Naissance de Marie-Véra Maixandeau à Monte Carlo, fille d’Aurélien Maixandeau et de Marie-Madeleine Bricogne, dernière d’une fratrie de 5 enfants après Madeleine, René, Louis, et François.

 

Ses yeux sont malencontreusement détruits à sa naissance par une pommade mal dosée par le pharmacien, qui en a brûlé la cornée. Marie-Véra, toute sa vie durant, fera ainsi partie du monde des amblyopes, situé entre les aveugles et les voyants.
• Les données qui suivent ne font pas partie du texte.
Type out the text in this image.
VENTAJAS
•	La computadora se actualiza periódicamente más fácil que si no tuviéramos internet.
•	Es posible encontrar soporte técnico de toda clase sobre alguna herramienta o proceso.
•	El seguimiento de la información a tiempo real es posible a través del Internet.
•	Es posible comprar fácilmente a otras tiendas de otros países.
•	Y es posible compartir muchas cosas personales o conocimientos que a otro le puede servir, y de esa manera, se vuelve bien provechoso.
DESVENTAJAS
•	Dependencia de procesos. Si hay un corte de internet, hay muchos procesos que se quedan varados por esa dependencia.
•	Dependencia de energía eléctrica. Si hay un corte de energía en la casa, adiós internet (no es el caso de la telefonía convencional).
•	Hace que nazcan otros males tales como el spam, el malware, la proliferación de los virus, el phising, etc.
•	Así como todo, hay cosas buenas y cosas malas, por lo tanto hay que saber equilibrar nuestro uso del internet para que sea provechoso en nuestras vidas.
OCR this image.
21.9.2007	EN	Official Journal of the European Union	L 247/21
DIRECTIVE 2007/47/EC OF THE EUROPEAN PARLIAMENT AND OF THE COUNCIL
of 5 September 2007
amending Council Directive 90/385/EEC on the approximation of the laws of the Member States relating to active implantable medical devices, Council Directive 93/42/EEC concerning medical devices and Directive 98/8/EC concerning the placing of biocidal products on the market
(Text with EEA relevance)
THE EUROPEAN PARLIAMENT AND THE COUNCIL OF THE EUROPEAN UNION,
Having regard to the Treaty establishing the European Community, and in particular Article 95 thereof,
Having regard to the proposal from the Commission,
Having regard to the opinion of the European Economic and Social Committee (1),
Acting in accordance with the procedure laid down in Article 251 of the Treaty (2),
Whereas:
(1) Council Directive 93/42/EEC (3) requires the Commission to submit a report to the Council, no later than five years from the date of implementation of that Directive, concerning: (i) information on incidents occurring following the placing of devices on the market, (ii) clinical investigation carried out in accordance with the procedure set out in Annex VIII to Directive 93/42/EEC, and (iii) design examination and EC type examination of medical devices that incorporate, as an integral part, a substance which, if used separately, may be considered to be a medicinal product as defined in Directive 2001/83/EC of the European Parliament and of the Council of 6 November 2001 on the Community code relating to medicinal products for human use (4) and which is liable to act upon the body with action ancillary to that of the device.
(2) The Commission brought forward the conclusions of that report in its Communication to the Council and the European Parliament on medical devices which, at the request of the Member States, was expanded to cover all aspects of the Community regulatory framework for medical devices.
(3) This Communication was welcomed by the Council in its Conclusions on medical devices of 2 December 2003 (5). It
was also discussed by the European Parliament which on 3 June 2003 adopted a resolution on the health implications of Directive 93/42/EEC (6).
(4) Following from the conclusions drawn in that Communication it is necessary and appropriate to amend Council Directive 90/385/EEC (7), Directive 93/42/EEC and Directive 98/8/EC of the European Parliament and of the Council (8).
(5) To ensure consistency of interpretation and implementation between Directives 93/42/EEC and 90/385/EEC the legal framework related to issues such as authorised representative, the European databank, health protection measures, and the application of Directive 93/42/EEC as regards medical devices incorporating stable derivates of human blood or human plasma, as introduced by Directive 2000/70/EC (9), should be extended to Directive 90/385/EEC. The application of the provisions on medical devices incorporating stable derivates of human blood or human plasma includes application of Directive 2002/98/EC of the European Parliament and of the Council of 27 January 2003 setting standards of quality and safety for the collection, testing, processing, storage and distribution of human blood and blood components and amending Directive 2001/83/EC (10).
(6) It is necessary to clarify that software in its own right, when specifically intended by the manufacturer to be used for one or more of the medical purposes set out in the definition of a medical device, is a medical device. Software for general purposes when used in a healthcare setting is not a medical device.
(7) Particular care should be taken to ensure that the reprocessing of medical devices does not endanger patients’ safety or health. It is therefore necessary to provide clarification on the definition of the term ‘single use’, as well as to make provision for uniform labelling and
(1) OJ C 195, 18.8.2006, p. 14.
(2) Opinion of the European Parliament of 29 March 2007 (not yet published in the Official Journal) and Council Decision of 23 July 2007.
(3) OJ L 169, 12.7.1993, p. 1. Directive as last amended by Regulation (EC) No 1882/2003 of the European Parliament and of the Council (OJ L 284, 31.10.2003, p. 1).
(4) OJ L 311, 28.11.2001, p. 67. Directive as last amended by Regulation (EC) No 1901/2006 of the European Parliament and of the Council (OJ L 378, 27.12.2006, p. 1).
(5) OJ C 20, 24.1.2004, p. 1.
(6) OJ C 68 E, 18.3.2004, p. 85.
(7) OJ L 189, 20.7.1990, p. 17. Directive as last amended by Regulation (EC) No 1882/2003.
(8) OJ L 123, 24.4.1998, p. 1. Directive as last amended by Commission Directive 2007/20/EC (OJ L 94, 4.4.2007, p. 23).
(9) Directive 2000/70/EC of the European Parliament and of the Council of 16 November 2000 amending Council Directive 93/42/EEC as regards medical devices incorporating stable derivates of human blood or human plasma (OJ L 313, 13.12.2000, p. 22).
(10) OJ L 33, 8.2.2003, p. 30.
Marie-Véra grandit entre Monte-Carle et Marseille. Malgré son handicap, sa mère n'a cessé de la faire vivre normalement. Marie-Véra apprend le braille, la lecture, et l'écriture, au moyen de lunettes équipées d’un côté d’un verre très épais et de l’autre de 2 verres à 10 cm de distance. 

 

Très tôt, la musique fait partie de sa vie, encouragée par ses professeurs, Alfredo Wyld puis Maître Emile Bourdon, organiste titulaire de la cathédrale de Monte-Carlo.

A 12 ans, elle compose déjà et interprète brillamment des œuvres difficiles lors de concerts à Monaco. 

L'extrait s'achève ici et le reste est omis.